Online Reflection #4

One of the aspects of student teaching I find to be of great value is when we are placed with mentor teachers that teach more than our content area. I have fellow English education colleagues that are placed with teachers that also teach theater, interventions, and I’m sure many more. In my case, my MT also teaches ESOL. These unique experiences allow us to explore other options and witness classroom dynamics in a different environment.  

We were recently assigned a reading in our methods class giving us an overview of language acquisition, which was beneficial for me as it revived some knowledge on ELL students I previously understood from another class but was much more pertinent now that I am currently working with ELL students. I witness on a daily basis, misunderstandings like that of the example used in our assigned reading where “fall events” in English translated to “fall down events” in Spanish. So, using instructional strategies like read alouds, visuals, modeling, gestures, graphic organizers, and think-pair-share are important for the success of our students. This got me thinking, while these are working and are beneficial tools to help us along the way, what about those students that verbally express their thoughts and ideas, but struggle with putting those thoughts in written form? For example, I have a student that speaks five languages and expresses themselves fairly well orally, but when the time comes to put those thoughts on paper, they struggle. For now, I have used sentence starters, and have taught them how to restate the question in their answer. This works for the most part, but when we begin working on the body of our paper, they get stuck again with no idea how to proceed. I have considered whether this student struggles with simply writing in English, but that does not seem to be the case as they spell decently and do well with sentence starters. It appears that while they can connect ideas orally, they just don’t see a way to put that on paper.

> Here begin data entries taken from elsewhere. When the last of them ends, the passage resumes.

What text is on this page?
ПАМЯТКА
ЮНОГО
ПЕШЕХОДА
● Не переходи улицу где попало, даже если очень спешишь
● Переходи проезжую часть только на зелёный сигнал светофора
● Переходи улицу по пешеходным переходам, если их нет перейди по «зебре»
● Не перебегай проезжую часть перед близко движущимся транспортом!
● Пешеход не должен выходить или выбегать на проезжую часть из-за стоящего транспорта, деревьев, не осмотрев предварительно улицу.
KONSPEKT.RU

In search of answers, I found an article by Jennifer Gonzalez on Cult of Pedagogy titled, A Strength-Based Approach to Teaching English Language Learners. Reading her six tips made me think that this student perhaps needs a confidence boost. It’s a joy to talk with this student. They teach me new things every day, but perhaps I’m not pointing out their strengths enough. Working with what I know about this student I can deduce they want to do well in school and work hard to reach that goal. They critically think and connect to the content, but I think maybe they are focused on doing so well that they struggle with putting those thoughts on paper because they are trying to do it the way they think I want it.


So, this coming week, we will be discussing voice and word choice. While my students are writing, I will be conducting mini-conferences with each of them. My plan for this is to assess each student and make sure they understand their first language is an incredible asset, I will uncover their strengths, and highlight what they do well.